Moreover, Myanmar's rare earth exports have reportedly shrunk due to the global pandemic.

At the same time, China's rare earth export has continued to remain at a high level. In October, the export volume of rare earths reached 4,330.4 tons, a surge of 89.27 percent year-on-year, according to data from the General Administration of Customs.

Meanwhile, the cumulative export volume of rare earth, from January to October this year, exceeded 39,967 tons, a year-on-year increase of 39.4 percent.

Driven by the strong demand and tight supplies, the export price of the rare earth also increased to 3.44 billion yuan, a year-on-year growth of 78.5 percent.
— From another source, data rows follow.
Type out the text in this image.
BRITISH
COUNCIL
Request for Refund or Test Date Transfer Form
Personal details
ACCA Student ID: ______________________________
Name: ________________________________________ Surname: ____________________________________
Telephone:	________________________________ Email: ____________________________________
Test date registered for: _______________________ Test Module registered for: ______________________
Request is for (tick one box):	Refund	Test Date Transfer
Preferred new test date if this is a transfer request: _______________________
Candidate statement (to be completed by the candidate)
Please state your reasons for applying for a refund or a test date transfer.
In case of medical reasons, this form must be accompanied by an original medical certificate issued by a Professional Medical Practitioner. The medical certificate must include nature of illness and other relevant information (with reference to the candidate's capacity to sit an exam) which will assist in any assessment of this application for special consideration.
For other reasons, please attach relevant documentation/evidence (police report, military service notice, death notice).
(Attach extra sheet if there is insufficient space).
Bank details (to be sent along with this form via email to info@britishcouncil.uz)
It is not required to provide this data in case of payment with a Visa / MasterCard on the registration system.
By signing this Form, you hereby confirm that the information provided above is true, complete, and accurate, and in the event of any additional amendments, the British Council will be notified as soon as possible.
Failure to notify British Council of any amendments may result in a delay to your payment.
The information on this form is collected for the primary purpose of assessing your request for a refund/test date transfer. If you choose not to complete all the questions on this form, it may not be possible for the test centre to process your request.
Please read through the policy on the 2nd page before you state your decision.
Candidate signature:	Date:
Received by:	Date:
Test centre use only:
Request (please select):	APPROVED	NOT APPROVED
China has no obligation to be a "rare earth supplier" to the world, Lin Boqiang, Director of the China Center for Energy Economics Research at Xiamen University told the Global Times on Thursday, noting that China's rare earth must ensure the safety of the supply chain and the sustainable development of the environment.

"Under these premises, China's rare earth must sell at the price of rare earth," Lin said.

In March, the Ministry of Industry and Information Technology stated that China's rare earths were not sold at the price of rare earths but sold at a price of 'earth'," which is regarded as a signal of drastic changes in the industry.

In the context of carbon neutrality and China's industrial transformation, the value of rare earths has also increased.

China's strategic goals of "carbon peak and carbon neutrality" are an opportunity for the country's rare earth industry, because the development of new energy vehicles and clean energy construction has a huge connection with rare earth, experts said.

The China Northern Rare Earth (Group) High-Tech stated on an investor interaction platform on Wednesday that the company's export revenue accounted for a relatively low proportion.

In the future, the company will increase its research and development efforts to promote the development of the rare earth industry to downstream high-end and high value-added fields, according to its statement.

The price of China's rare earth reached a historic high. While it may go down like other bulk commodities, it may never return to the very low level where it was because of the rising environmental costs and other factors, Lin said.